When test support code relies on production code, a diamond can occur. If this occurs across packages, it can lead to duplicated symbols and incorrect behavior at runtime despite no warnings at build time. This only occurs in Xcode and top-level application testing. This doesn't occur when the code being tested is in a separate package.
I'm trying to understand how to correctly manage shared test support code which needs to access production code, or if this is the correct way and it is an Xcode bug.
For a minimized example project, see https://github.com/rnapier/SupportCode.
The setup includes three packages: Dependencies, which manages all the dependencies for the app and tests; Core which contains core logic and test support; and Feature, which relies on Core an contains feature-related logic and test support.
Building this system causes Core.framework to show up three times in DerivedData:
./App.app/PlugIns/AppTests.xctest/Frameworks/Core_59974D35D_PackageProduct.framework
./App.app/Frameworks/Core_59974D35D_PackageProduct.framework
./PackageFrameworks/Core_59974D35D_PackageProduct.framework
When unit tests are run, there is a collision on the symbol for Keychain
:
objc[48914]: Class _TtC8Keychain8Keychain is implemented in both /Users/ornapier/Library/Developer/Xcode/DerivedData/App-grdjljgevqofhqgflgtrqvhvbtej/Build/Products/Debug-iphonesimulator/PackageFrameworks/Core_59974D35D_PackageProduct.framework/Core_59974D35D_PackageProduct (0x100a98118) and /Users/ornapier/Library/Developer/CoreSimulator/Devices/216C441E-4AE5-45EC-8E52-FA42D8562365/data/Containers/Bundle/Application/7197F2F2-EB26-42FF-B7DB-67116159897D/App.app/PlugIns/AppTests.xctest/AppTests (0x1011002c0). One of the two will be used. Which one is undefined.

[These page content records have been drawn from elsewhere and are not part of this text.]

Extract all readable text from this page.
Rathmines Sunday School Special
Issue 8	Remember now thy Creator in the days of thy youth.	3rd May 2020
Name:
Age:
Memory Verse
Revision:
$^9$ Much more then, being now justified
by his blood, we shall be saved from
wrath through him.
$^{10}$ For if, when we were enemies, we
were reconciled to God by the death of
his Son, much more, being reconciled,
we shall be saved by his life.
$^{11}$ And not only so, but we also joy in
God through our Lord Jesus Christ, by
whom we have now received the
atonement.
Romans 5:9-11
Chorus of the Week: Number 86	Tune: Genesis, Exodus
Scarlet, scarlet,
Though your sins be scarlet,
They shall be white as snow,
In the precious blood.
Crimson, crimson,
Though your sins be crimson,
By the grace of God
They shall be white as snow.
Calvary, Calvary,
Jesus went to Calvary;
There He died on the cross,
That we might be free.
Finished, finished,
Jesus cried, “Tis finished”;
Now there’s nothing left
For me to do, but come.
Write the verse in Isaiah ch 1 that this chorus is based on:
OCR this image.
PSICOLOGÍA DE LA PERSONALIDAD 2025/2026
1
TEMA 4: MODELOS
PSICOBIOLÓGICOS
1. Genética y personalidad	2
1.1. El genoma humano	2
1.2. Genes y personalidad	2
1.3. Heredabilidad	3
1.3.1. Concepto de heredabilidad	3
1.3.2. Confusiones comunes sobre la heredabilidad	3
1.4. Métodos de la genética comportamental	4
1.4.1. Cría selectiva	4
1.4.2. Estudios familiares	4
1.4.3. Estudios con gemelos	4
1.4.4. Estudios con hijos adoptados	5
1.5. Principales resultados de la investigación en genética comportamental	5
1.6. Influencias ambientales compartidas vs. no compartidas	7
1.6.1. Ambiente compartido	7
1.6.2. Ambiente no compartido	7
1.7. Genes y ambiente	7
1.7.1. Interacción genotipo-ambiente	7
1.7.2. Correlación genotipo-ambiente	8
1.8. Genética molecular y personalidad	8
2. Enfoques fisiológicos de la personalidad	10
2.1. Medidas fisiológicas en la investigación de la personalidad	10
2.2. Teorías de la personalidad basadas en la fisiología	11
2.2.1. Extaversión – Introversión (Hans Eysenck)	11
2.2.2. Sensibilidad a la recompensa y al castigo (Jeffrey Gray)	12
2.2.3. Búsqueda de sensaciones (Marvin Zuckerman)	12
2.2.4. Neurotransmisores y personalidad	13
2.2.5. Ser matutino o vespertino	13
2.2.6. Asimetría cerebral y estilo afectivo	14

This is not a benign warning. There are two distinct copies of _TtC8Keychain8Keychain
and test cases will access one and the app will access a different one. This leads to mismatches when accessing static instances such as .shared
.
I believe this dependency graph should work, and it does work as long as the top-level testing system is a Swift module. But if it is the application, it builds successfully, but behaves incorrectly in subtle ways.